伴奏の依頼でもない限り、僕が演奏するプログラムは殆ど僕自身で決めています。実のところリクエストなんかもほぼ受けていないですし、これからも滅多に受けることは無いでしょう。
あくまでも、自分が弾きたい"曲"、もっと言えば自分が弾きたい"コンサート・プログラム"を演奏するためにやっているという面が大きいので、そこに介入の余地を作りたくないと考えているのです。洋食のコース料理を準備するところで「ラーメン追加で!」というのは受け入れられないですし、それで全体のテーマまで打ち崩されるのを許容したくはないわけです。
開催時間内ならいつまでも好きなようにその場にいて、行ったり来たりしながらでも観賞を楽しめる展覧会とは異なり、演奏会は限られた時間(普通は長くても休憩込みで2時間以内くらい)で、演奏者のリードによって進行する、見方によっては窮屈なものであります。その窮屈な時間を充実させるために、そのプログラム内容の工夫を考えるのです。
どんな曲を選んで持ってきて、どのような順番に並べて、そこにどのような連関を見出だせるようにするか、コンサートが終わった時にどのような総括が残るようにするか…「そんなこと気にせんでも」と言われるかもしれませんが、弾けるものをとにかくあるだけ引っ張ってきただけに見えるような演奏は少なくともやりたくないのです。
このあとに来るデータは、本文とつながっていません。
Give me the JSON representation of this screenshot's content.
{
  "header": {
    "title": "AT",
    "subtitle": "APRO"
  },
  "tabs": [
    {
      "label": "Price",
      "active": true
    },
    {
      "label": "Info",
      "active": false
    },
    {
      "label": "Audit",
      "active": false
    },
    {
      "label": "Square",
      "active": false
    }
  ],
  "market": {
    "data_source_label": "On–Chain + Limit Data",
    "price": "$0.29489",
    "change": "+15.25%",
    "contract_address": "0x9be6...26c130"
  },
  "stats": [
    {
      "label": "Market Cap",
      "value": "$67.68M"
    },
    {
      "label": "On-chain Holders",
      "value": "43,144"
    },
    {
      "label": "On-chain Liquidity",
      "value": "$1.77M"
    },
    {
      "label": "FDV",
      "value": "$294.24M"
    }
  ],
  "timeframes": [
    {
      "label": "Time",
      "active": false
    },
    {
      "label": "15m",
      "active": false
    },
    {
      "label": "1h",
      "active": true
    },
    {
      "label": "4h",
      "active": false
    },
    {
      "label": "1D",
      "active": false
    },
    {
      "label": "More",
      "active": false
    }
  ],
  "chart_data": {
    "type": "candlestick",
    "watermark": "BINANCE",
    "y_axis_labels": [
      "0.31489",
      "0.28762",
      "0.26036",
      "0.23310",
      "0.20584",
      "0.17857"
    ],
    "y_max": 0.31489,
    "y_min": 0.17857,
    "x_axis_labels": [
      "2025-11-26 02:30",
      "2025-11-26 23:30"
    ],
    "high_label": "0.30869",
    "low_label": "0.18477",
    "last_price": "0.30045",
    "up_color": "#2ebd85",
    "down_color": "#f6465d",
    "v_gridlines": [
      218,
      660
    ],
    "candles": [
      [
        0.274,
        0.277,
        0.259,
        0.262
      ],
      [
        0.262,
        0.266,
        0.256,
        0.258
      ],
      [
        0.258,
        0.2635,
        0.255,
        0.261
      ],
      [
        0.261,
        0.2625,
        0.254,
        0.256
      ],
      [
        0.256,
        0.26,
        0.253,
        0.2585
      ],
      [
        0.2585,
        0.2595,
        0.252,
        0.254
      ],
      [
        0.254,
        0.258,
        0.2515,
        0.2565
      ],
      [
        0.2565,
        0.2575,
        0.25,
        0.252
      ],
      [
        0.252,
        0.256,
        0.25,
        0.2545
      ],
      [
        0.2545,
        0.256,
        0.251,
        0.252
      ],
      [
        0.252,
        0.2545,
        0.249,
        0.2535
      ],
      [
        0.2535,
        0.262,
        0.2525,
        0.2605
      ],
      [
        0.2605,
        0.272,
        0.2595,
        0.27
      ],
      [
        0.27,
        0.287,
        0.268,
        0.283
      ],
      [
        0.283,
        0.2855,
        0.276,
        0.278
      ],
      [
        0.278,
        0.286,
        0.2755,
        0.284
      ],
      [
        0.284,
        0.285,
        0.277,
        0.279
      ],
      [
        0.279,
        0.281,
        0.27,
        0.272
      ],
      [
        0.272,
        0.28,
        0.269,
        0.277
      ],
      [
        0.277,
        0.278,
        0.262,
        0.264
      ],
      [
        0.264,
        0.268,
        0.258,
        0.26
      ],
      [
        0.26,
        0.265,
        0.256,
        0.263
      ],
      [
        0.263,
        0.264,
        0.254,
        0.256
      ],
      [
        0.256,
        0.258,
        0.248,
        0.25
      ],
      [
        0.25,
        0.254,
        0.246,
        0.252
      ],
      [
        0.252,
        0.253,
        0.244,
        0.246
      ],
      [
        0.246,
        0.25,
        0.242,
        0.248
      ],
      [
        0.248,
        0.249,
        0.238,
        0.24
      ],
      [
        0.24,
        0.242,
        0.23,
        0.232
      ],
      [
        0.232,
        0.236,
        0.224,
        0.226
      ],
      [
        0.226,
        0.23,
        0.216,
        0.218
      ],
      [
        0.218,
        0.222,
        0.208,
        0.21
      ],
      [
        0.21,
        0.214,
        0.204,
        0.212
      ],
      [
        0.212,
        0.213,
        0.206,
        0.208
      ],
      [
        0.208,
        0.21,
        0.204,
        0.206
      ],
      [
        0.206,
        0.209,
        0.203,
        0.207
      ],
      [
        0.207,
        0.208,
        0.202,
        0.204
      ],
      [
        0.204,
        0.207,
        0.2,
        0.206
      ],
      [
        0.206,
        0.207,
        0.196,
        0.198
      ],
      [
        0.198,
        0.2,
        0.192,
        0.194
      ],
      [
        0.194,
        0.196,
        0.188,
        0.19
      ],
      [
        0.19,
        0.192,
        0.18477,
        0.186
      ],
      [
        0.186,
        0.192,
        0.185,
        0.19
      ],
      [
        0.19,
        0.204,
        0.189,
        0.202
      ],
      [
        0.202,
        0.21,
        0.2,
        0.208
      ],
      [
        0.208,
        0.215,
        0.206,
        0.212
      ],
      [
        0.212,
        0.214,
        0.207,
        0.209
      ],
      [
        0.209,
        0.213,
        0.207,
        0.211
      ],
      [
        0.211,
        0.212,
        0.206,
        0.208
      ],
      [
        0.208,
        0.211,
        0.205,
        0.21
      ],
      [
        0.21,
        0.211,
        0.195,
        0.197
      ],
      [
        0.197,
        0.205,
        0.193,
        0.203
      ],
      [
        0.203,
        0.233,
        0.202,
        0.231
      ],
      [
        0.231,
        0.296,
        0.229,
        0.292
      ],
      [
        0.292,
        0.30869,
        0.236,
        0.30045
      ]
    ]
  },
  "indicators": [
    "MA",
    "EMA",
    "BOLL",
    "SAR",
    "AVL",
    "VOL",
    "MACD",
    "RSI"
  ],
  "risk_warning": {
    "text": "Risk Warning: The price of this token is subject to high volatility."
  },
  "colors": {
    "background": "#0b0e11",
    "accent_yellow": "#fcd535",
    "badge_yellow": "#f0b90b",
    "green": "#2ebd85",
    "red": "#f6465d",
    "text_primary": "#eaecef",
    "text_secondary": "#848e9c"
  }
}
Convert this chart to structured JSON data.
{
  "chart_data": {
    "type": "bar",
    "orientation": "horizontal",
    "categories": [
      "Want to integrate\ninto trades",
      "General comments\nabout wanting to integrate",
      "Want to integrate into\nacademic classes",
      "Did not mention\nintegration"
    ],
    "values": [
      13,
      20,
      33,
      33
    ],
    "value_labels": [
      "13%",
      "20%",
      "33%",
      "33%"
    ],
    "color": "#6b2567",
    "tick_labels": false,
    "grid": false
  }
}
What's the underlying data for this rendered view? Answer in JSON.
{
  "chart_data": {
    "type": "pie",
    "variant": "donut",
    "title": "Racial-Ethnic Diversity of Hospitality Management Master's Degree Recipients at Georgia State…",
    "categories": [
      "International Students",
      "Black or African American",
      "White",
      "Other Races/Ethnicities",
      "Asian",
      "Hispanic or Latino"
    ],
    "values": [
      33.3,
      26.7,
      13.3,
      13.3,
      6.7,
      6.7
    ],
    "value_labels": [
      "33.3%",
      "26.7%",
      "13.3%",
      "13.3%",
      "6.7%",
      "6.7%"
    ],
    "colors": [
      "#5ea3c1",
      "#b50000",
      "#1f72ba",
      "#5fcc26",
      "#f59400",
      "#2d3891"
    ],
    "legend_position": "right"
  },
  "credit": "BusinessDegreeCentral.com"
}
さて、そのようなことをしようとした時に思い当たることがあります。
自分で曲をいくつか選んで並べ、とあるコンサートのプログラムを構成したとしましょう。演奏する曲目が決まりますね。
その時、選ばれなかった曲は弾かれないのです。
…何を当たり前のことを、とお思いになるでしょう。選曲において選ばれた曲は演奏され、選ばれなかった曲は演奏されない…それはその通りです。
では、何故その曲が選ばれ、他の曲は選ばれなかったのでしょうか。何を見て、何を基準にして、その判断を下したのでしょうか。
恐らく、その判断の時には意識的なり無意識的なり、自分自身による音楽作品への批評がはたらいていると思います。コンサートでこれを演奏したらどのような意味があるか、どのような効果があるか、どのような反応があるか…といったことを考えるのです。
そのためには自分なりにでも、その曲を演奏する意味や効果を分析して掴んでいなければならないでしょう。流石に何の意味も無いという作品はそうそう無いでしょうけれど、「それはちょっとなぁ…」とか「そうではないなぁ…」と思う部分に気付くこともあるかもしれません。
もちろん、作品自体に瑕疵があったり、プログラムとして不適合があったりするからと言って、それが必ずしも演奏しない理由や演奏を拒否する理由までにはならないと個人的には思います。しかしその部分について意識的である必要はある気がしています。
ちょっと可笑しい話がありまして、僕が大学在学当時、ピアノ科の試験では自身の演奏曲目を口頭で述べてから弾くというルールがありました。先生方も「そんなことしなくていいのに…」などと漏らしていたのですが、どうやら自分がどのような曲目を弾くのかすらよくわからないまま弾く学生がいるからという理由でそのようなルールが作られたそうです。
そんな冗談みたいなことが本当に現実にあるか?と当時は思ったものですが、自らの弾く曲が何かわからないなどという学生はいなかったとしても、その曲目が一体どのようなものなのかを意識させ、その15分~30分程度の一舞台についての自覚を宣誓させるという意味では、あながち下らないルールではなかったのではないかとも思います。先生から指示された通りに従っただけの選曲であるか、それとも自身の意思で一つの意志・目的を貫こうとする選曲であるかによって、その確信の度合いは異なってくるでしょう。
クソデカ主語で断言することは避けますが、口には出さないまでも、程度の差もあれど、意識的か無意識的かも両方あるにせよ、何かの曲を選んで演奏しようという時に、その人はその曲についての批評を自分の中で行っていると考えています。批評を本当に全く無しにそれを演奏するとすれば、そこにあるのは前述のような「自分の意思ではなくそう指示されたからわからないまま演奏した」ではないでしょうか。
このことは僕自身にも戒めが必要なことであります。批評を商売にするというわけではなく、せめて自分の手元では意識的に批評していこうと思います。